Я предлагаю поговорить о вашем творчестве. Кем вы себя считаете в первую очередь – поэтом или прозаиком?


И не тем, и не другим, если иметь в виду современное значение этих слов. Но все-таки больше поэтом в том смысле, какой вкладывали в это понятие еще греки. Поэт – это человек, который делает, совершает нечто существенное, существующее. Мне совершенно неважно, что я пишу: стихи или статью, делаю какой-нибудь журнальный обзор или урок веду. На все это уходит одна и та же энергия. Ты принимаешь правила, по которым идет игра, а затем обнаруживаешь возможность для изменения этих правил. В этом смысле для меня поэзия наиболее чистая возможность менять формы лирически-игрового состояния жизни. В то же время я думаю, что в поэзии привлекательнее вещи, когда сам поэт не до конца понимает, что он делает. Что-то на грани сна, бессмысленные, бессознательные ситуации, которые я фиксирую в стихах.
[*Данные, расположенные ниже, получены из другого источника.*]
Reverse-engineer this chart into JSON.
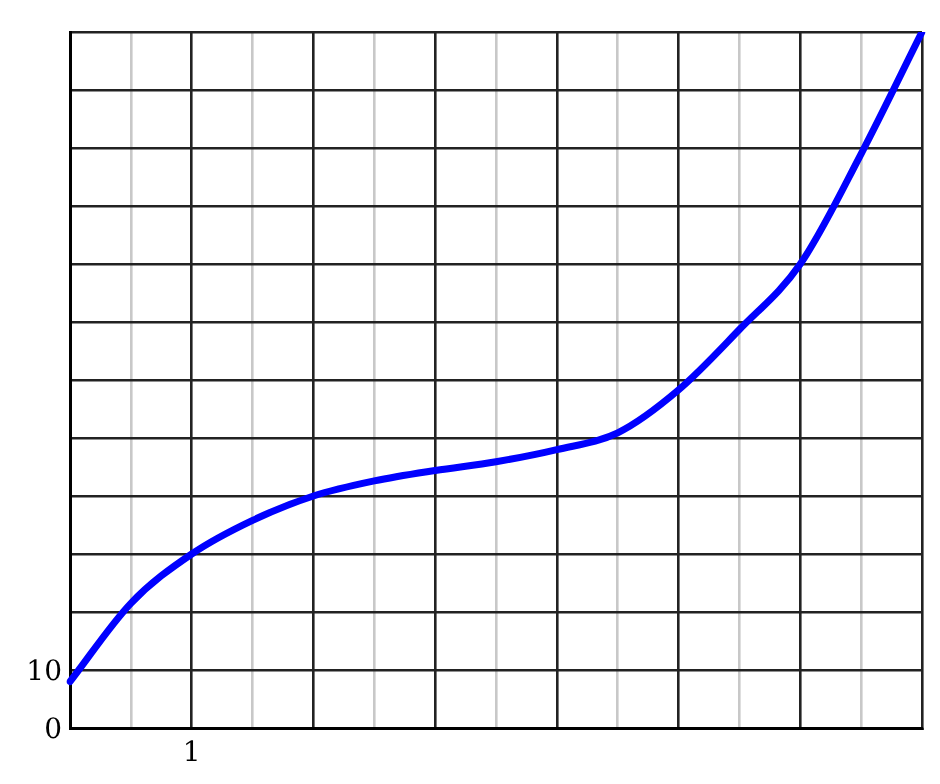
{
  "chart_data": {
    "type": "line",
    "categories": [
      null,
      null,
      null,
      null,
      null,
      null,
      null,
      null,
      null,
      null,
      null,
      null,
      null,
      null,
      null
    ],
    "series": [
      {
        "color": "#0000ff",
        "values": [
          8,
          21.5,
          30,
          35.8,
          40,
          42.6,
          44.4,
          45.9,
          48,
          50.9,
          58.3,
          68.7,
          80,
          99,
          120
        ]
      }
    ],
    "ylim": [
      0,
      120
    ],
    "yticks": [
      0,
      10,
      {
        "value": 20,
        "label": null
      },
      {
        "value": 30,
        "label": null
      },
      {
        "value": 40,
        "label": null
      },
      {
        "value": 50,
        "label": null
      },
      {
        "value": 60,
        "label": null
      },
      {
        "value": 70,
        "label": null
      },
      {
        "value": 80,
        "label": null
      },
      {
        "value": 90,
        "label": null
      },
      {
        "value": 100,
        "label": null
      },
      {
        "value": 110,
        "label": null
      },
      {
        "value": 120,
        "label": null
      }
    ],
    "annotations": [
      "1"
    ],
    "grid": true,
    "legend": false,
    "marker": "none",
    "line_style": "solid"
  }
}
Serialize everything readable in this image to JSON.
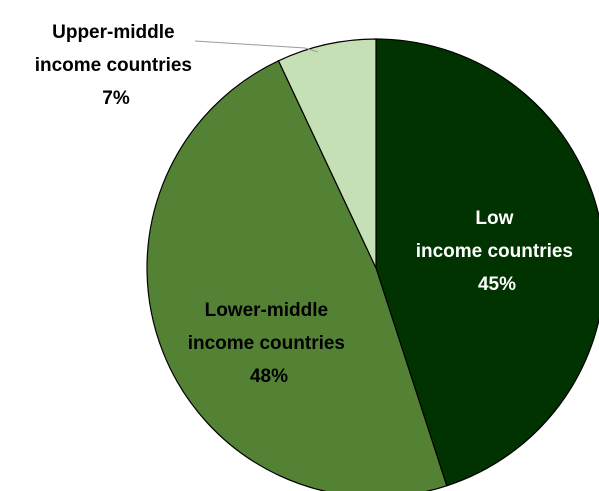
{
  "chart_data": {
    "type": "pie",
    "title": "",
    "slices": [
      {
        "label_line1": "Low",
        "label_line2": "income countries",
        "value_label": "45%",
        "value": 45,
        "color": "#003300",
        "text_color": "#ffffff"
      },
      {
        "label_line1": "Lower-middle",
        "label_line2": "income countries",
        "value_label": "48%",
        "value": 48,
        "color": "#548235",
        "text_color": "#000000"
      },
      {
        "label_line1": "Upper-middle",
        "label_line2": "income countries",
        "value_label": "7%",
        "value": 7,
        "color": "#c5e0b4",
        "text_color": "#000000"
      }
    ],
    "start": "12 o'clock",
    "direction": "clockwise",
    "legend": "none"
  }
}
Я в детстве не знал поэзии и очень поздно с нею познакомился, но у меня всегда было состояние какой-то грусти, тоски и неизбежности – иными словами, состояние поэтическое. Это состояние, которое схватывает не то, что сейчас происходит, а вещи в их возможном конечном варианте, возможной конечной судьбе. Каждая вещь переживает процесс разрушения, разрушается, а потом возвращается туда же, где она стоит сейчас. Это ощущение соприсутствия будущего и прошлого.
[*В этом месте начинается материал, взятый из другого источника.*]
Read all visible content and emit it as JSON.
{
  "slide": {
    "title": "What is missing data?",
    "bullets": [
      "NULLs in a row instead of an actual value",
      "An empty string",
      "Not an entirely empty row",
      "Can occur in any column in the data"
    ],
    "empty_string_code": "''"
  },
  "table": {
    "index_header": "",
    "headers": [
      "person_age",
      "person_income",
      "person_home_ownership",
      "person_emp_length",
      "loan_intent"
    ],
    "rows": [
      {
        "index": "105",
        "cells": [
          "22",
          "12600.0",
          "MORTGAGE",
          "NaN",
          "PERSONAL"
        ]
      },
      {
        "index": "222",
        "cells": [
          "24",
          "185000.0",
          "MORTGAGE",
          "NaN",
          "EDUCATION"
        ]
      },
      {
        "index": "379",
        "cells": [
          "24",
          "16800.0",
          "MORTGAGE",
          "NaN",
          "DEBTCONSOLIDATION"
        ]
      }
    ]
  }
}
Это странное ощущение, у меня оно впервые возникло именно в Ленинграде. Чисто петербургское ощущение – чувство, что эти улицы, комнаты надышаны, нахожены, что здесь действует давление тех жизней, которые прожиты. Надо сказать, что в Москве этого не ощущается. Та м как бы все заново начинается, с нуля. Это безумие, кошмар московской культуры: идея, что можно начать все заново и пошло-поехало, а с другой стороны, колоссальный консерватизм, граничащий с автоматизмом; все заново каждый раз, и начинается именно так, как в прошлый, позапрошлый раз, по тем же законам, по тому же витку. А здесь нет, здесь жизни как бы присутствуют и в то же время их нет. И это ощущается в архитектуре, в устройстве города, в системе человеческих отношений. Стихи возникали как обозначение этого состояния. Сначала я не мог, не умел найти нужные слова – не то чтобы город населен тенями, но я прекрасно понимал уже тогда, что те слова, к которым я привык, были сказаны и ценность их в том, что они когда-то и кем-то были сказаны.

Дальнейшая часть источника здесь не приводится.